Ask Slashdot: Best Linux Distro For Computational Cluster?
DrKnark writes "I am not an IT professional, even so I am one of the more knowledgeable in such matters at my department. We are now planning to build a new cluster (smallish, ~128 cores). The old cluster (built before my time) used Redhat Fedora, and this is also used in the larger centralized clusters around here. As such, most people here have some experience using that. My question is, are there better choices? Why are they better? What would be recommended if we need it to fairly user friendly? It has to have an X-windows server since we use that remotely from our Windows (yeah, yeah, I know) workstations."
Redhat Enterprise Linux.
If you need something cheaper (no licenses), you can always go CentOS. Or you can mix both, having some RHEL and some CentOS machines.
morcego
Built for that very purpose.
"To those who are overly cautious, everything is impossible. "

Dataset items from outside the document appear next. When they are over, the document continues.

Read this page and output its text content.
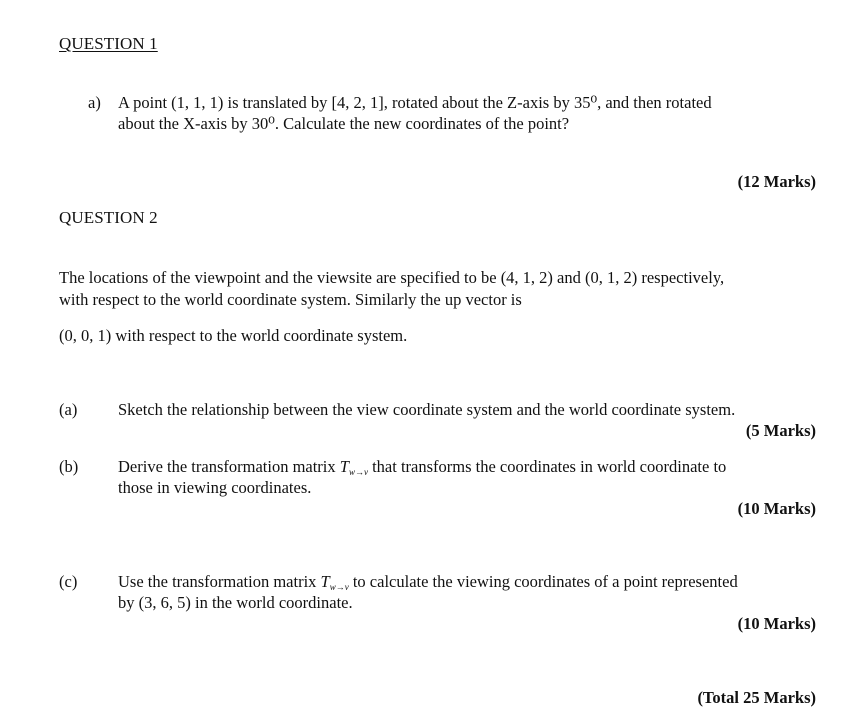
QUESTION 1
a) A point (1, 1, 1) is translated by [4, 2, 1], rotated about the Z-axis by 35⁰, and then rotated
about the X-axis by 30⁰. Calculate the new coordinates of the point?
(12 Marks)
QUESTION 2
The locations of the viewpoint and the viewsite are specified to be (4, 1, 2) and (0, 1, 2) respectively,
with respect to the world coordinate system. Similarly the up vector is
(0, 0, 1) with respect to the world coordinate system.
(a) Sketch the relationship between the view coordinate system and the world coordinate system.
(5 Marks)
(b) Derive the transformation matrix $T_{w\to v}$ that transforms the coordinates in world coordinate to
those in viewing coordinates.
(10 Marks)
(c) Use the transformation matrix $T_{w\to v}$ to calculate the viewing coordinates of a point represented
by (3, 6, 5) in the world coordinate.
(10 Marks)
(Total 25 Marks)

NPACI Rocks is probably your best bet. http://rocksclusters.org/
How about Scientific Linux?
now we need to go OSS in diesel cars
Scientific Linux. http://www.scientificlinux.org/ Has the benefit of RHEL: a stable OS environment without some of the headaches of CentOS. If you have money (you probably don't) RHEL is good.
--I hate people when they're not polite -"Psycho Killer", Talking Heads
Fedora has components to help manage large deployments. https://fedorahosted.org/spacewalk/ It also has FreeIPA to help with a secure and scalable means of managing authentication/authorization/resources within the cluster. http://freeipa.org/page/Main_Page
Centos is modified to be the base OS for the ROCKS Cluster.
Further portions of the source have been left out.